The nonprofit group Armchair Samaritan donated a rare 1984 Baldwin Acrosonic console piano to the state Senate this week. The group fixes up and has donated more than 100 pianos to low-income families so that their children can learn the instrument.
The piano, which when it was in production retailed for around $8,000, came from a Boulder home, according to Douglas Evans of Armchair Samaritans. What makes the piano unique is the slatted cabinetry next to the soundboard as well as its tone, described as a “brilliance of tone that has a bell-like quality.”
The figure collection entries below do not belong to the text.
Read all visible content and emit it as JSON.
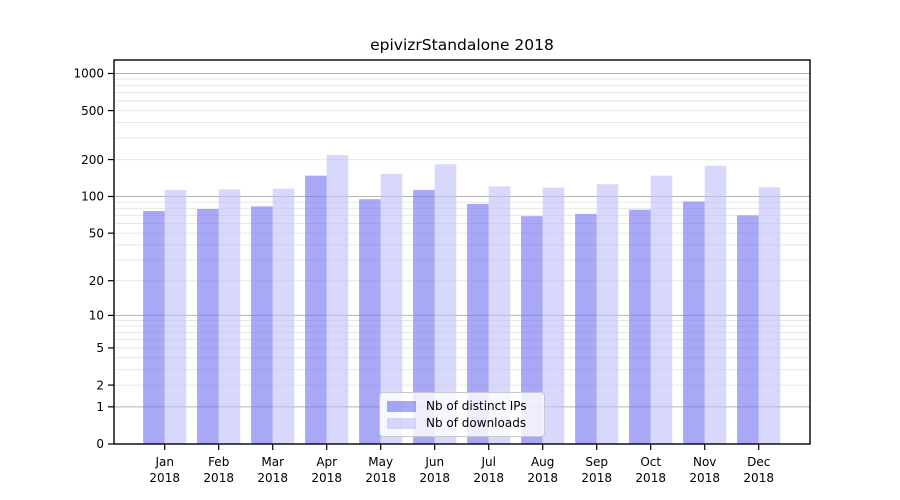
{
  "chart_data": {
    "type": "bar",
    "title": "epivizrStandalone 2018",
    "categories": [
      "Jan",
      "Feb",
      "Mar",
      "Apr",
      "May",
      "Jun",
      "Jul",
      "Aug",
      "Sep",
      "Oct",
      "Nov",
      "Dec"
    ],
    "year_label": "2018",
    "series": [
      {
        "name": "Nb of distinct IPs",
        "color": "#7979f3",
        "values": [
          76,
          79,
          83,
          148,
          95,
          113,
          87,
          69,
          72,
          78,
          91,
          70
        ]
      },
      {
        "name": "Nb of downloads",
        "color": "#c3c3fa",
        "values": [
          113,
          114,
          116,
          218,
          153,
          183,
          121,
          118,
          126,
          148,
          178,
          119
        ]
      }
    ],
    "fill_opacity": 0.65,
    "scale": "log1p",
    "y_ticks": [
      1000,
      500,
      200,
      100,
      50,
      20,
      10,
      5,
      2,
      1,
      0
    ],
    "ylim": [
      0,
      1286
    ],
    "grid": true,
    "grid_major_color": "#b3b3b3",
    "grid_minor_color": "#e7e7e7",
    "axis_color": "#000000",
    "background_color": "#ffffff",
    "legend_position": "lower center",
    "xlabel": "",
    "ylabel": ""
  }
}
Garcia told the Senate Monday that the donation will forever serve as a reminder of the good deeds of Evans and on behalf of the less fortunate in Colorado.
The piano’s inaugural performance came courtesy of “Rocking Jay” Wyshak, a local entertainer and piano tuner who will keep the Baldwin up to snuff. He performed the theme to the 1980s TV show “Taxi.”
Later, Garcia showed off his musical chops. He plays the piano for his church on Sundays, but his talents aren’t only liturgical; he’s also working on a pretty complicated Billy Joel piece at the moment, too.
The Senate piano joins the one that has resided in the House since 1992 — a Baldwin concert upright donated by millionaire businessman Bill Daniels. These days, however, the piano is rarely used; the last person to play it with any regularity was Rep. Alexander “Skinny” Winkler, R-Northglenn, a musician and owner of an audio-visual production company. Winkler, however, only served 43 days in 2018 session, so the piano gets little use.
With a piano in the House and Senate — and hopefully pianos that will get played — Colorado joins a short list of states whose legislatures have pianos.
The piano at the Washington state capitol, for example, is a beaut. It’s an 1893 Blüthner grand piano, made in Leipzig, Germany, and transported to Washington in the 1930s. It was donated to the legislature in 1990 and restored in 2017.
According to the website of the Washington legislature, the piano has a “light rosewood veneer with the black accent moldings,” turned legs, fret-work music desk, and carved acanthus leaf decorations on either side of the ivory keyboard. And according to the website, that restoration was needed because it was used.
Then there are the twin Steinways in the Oregon legislature. The first was gifted to the Oregon House in 2017. It was played in an inaugural dedication concert at the beginning of the 2017 legislative session. The Oregon Senate followed a year later with its own Steinway, with an inaugural concert performed by Thomas Lauderdale, Hunter Noack, Katie Harman and the von Trapp Family Singers.
No word on the possibility of a duet or an inaugural concert on the new Senate keyboard.